By Lindsay Kuczera

Most days, you’ll find Aundi Mevoli patrolling San Francisco Bay in a boat, taking water samples to identify sources of pollution. As the San Francisco Baykeeper's field investigator and policy advocate, Aundi helps the nonprofit watchdog defend the Bay from its biggest polluters and hold government agencies accountable.

Threats to the Bay
San Francisco Bay faces many man-made threats. Industrial pollution, runoff, raw sewage spills, oil tankers, and hazardous chemicals pose a risk to the Bay and its watershed, while ongoing mining, dredging, and habitat destruction also threaten its communities and wildlife. Just recently, chronic excessive wastewater treatment discharge into the Bay led to an algae breakout, turning the water brown and threatening wildlife. Aundi focuses much of her time on sea level rise and groundwater pollution from toxic sites. When she finds issues that need attention, she often engages city officials to make sure that their strategic plans include resilience measures that address sea level rise and site cleanup.

Aundi Mevoli
With a recent algae outbreak in the San Francisco Bay, MNR (Online) graduate Aundi Mevoli is sampling in the Oakland and Alameda Estuaries to monitor the red tide from the predominant organism Heterosigma akashiwo.
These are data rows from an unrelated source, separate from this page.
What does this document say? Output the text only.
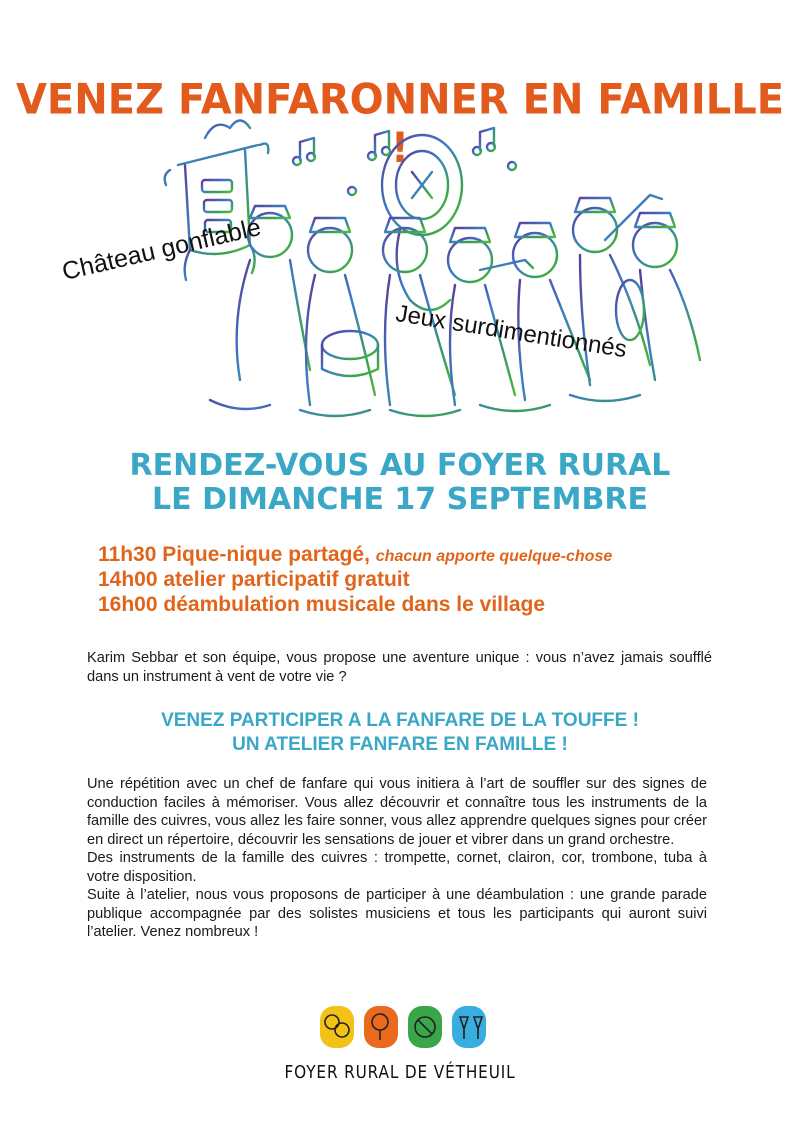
VENEZ FANFARONNER EN FAMILLE !
Château gonflable
Jeux surdimentionnés
RENDEZ-VOUS AU FOYER RURAL
LE DIMANCHE 17 SEPTEMBRE
11h30 Pique-nique partagé, chacun apporte quelque-chose
14h00 atelier participatif gratuit
16h00 déambulation musicale dans le village

Karim Sebbar et son équipe, vous propose une aventure unique : vous n’avez jamais soufflé dans un instrument à vent de votre vie ?

VENEZ PARTICIPER A LA FANFARE DE LA TOUFFE !
UN ATELIER FANFARE EN FAMILLE !

Une répétition avec un chef de fanfare qui vous initiera à l’art de souffler sur des signes de conduction faciles à mémoriser. Vous allez découvrir et connaître tous les instruments de la famille des cuivres, vous allez les faire sonner, vous allez apprendre quelques signes pour créer en direct un répertoire, découvrir les sensations de jouer et vibrer dans un grand orchestre.

Des instruments de la famille des cuivres : trompette, cornet, clairon, cor, trombone, tuba à votre disposition.

Suite à l’atelier, nous vous proposons de participer à une déambulation : une grande parade publique accompagnée par des solistes musiciens et tous les participants qui auront suivi l’atelier. Venez nombreux !

FOYER RURAL DE VÉTHEUIL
Another aspect of Aundi’s work is in strengthening state and local laws through litigation or legislation. A disproportionate amount of pollution unjustly affects communities of color and low-income communities. By working directly with community partners to hear what concerns they have and inform them of what’s been found through field investigation, Baykeeper, partner organizations, and the community can collaboratively create a solution to address the area’s most burdensome issues.

Finding your path
With a background in healthcare, Aundi knew the transition to the environmental space might be a difficult one. She enrolled in Virginia Tech’s Master of Natural Resources (Online) program, which gave her the flexibility to discover what aspect of sustainability she was most interested in and tailor her studies around it.

The first class she took was Sustainability Systems, a required core class in the program. Aundi felt that this class helped her understand how to approach sustainability problems and how to best evaluate and offer solutions. Aundi then took elective classes that taught her about climate policy, coastal systems, watersheds, and urban planning. She realized her passion for addressing water issues and policy, and focused on those courses that would set her up to enter the field.

Learning about stormwater systems was helpful in her daily work with Baykeeper. Aundi applies her new knowledge to policy compliance, advocacy, and proper management of the region’s stormwater systems. In addition, the skills Aundi learned in the MNR communications course continue to help her craft Baykeeper’s messaging, especially when engaging the public. “It’s more than just education or rhetoric, it’s about building meaningful trust with communities,” Aundi added.

Shifting the narrative on health
Healthcare to environmental sustainability may seem like a big leap, but Aundi was able to make the connection by working with CLiGS career counseling services. “They helped me craft cover letters that would highlight how my experience as a healthcare provider, as a professional, and as a business owner were relatable to the environmental field,” said Aundi. Being able to get the help she needed to frame her healthcare experience into public and environmental health experience was vital in getting job interview callbacks and ultimately securing a position with Baykeeper.